Labour has now  picked up on this, and rightly so. They suggest that  earnings are falling by an average of £2000 a year, which is more than my data suggests.

However viewed, what is important is that this significant trend in the UK economy, which is suppressing productivity because very few of these jobs are matched by any capital intensity, and which is potentially distorting  both unemployment and earnings data, now be fully embraced by the ONS to ensure that appropriate data is available on which macro and micro economic decisions in the UK are made.

What is also important is that it be understood that a very great many of those who are currently self-employed have not adopted this role by choice, but out of necessity.  I very much doubt that there is any significant increase in the real underlying trend of those who wish to run their own businesses in the UK that has suddenly become apparent because of the recession. That just seems too unlikely to be true. And if that is the case then the fact that these people are self employed now does not mean that they do not want what they might consider to be 'real jobs' in the future if they can get them. There is no excuse for taking the foot of government investment programmes to create those higher paid, more secure and stable jobs as a result. I strongly suspect that they are what people want.
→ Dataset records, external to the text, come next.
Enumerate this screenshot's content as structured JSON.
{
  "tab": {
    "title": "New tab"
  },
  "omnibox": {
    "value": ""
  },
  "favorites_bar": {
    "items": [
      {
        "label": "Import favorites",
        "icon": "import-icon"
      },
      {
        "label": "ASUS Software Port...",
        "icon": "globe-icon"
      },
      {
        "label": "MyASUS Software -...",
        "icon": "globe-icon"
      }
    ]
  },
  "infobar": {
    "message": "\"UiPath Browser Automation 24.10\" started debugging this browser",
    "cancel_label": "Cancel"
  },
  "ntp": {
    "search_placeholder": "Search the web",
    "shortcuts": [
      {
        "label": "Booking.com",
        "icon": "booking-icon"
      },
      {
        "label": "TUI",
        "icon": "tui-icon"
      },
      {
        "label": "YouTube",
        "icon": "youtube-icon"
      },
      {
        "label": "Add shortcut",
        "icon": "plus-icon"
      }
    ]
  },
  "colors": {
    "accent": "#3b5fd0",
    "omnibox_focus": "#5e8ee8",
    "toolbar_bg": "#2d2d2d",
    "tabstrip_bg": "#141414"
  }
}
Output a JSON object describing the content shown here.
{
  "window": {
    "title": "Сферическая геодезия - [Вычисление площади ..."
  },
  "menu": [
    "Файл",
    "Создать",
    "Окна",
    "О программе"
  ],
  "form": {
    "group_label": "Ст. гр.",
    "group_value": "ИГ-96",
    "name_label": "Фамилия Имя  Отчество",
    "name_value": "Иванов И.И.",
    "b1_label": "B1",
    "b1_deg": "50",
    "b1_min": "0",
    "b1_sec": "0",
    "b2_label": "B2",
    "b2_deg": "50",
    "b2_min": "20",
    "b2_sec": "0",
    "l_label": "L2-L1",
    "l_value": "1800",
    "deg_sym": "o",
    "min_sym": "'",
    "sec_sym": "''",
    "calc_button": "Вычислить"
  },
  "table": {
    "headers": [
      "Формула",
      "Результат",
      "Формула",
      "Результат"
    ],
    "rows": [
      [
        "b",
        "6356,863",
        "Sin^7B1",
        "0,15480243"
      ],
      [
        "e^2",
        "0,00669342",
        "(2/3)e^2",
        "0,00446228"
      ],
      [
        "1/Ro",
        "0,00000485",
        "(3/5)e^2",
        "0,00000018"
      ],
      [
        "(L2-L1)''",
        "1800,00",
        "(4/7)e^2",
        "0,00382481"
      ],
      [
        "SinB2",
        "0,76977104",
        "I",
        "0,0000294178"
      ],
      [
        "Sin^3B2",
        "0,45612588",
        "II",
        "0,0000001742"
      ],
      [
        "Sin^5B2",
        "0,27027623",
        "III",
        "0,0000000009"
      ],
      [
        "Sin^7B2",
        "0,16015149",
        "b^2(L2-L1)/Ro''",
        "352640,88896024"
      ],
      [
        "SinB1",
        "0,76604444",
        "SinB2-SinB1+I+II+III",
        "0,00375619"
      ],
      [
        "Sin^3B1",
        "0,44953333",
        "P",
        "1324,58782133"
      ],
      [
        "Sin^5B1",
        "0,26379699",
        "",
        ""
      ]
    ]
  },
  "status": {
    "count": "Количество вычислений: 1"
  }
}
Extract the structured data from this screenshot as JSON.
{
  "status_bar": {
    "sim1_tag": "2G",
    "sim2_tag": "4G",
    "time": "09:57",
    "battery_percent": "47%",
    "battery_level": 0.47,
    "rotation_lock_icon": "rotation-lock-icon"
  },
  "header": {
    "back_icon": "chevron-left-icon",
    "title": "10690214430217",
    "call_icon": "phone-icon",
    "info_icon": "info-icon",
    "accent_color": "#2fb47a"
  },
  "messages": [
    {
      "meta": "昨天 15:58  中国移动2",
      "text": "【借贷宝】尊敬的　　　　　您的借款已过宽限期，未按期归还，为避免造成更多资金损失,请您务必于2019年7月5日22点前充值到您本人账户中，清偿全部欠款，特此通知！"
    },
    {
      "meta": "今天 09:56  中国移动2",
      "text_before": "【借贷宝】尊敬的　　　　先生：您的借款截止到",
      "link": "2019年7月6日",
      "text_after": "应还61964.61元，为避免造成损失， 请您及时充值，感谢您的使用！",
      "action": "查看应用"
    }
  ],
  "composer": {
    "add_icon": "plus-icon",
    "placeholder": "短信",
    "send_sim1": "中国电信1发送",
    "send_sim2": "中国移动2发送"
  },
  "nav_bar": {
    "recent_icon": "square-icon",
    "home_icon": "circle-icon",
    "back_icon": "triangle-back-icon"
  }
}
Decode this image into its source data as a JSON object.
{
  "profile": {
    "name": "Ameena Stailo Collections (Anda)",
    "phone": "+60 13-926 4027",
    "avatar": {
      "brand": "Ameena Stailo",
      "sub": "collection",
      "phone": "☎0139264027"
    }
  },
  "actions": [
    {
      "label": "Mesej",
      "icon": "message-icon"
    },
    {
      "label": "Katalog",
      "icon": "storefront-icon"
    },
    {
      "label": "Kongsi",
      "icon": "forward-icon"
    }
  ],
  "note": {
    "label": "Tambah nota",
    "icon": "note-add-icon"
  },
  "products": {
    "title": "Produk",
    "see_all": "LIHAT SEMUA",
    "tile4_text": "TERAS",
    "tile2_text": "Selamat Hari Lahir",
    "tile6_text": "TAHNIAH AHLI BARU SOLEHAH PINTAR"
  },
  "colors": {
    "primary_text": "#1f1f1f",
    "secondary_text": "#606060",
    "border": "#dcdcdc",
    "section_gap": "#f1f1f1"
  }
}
Self employment is great if that's what you want. If you don't but it's all you can get I suspect it is a cause of constant stress. That is no solution for our economy or for the people of this country. For those who really want to be employed we have to aim to make that option available. That means the current trend is likely to be a blip in the statistics in my opinion. Let's not forget that possibility or we will make some really serious errors of economic judgement.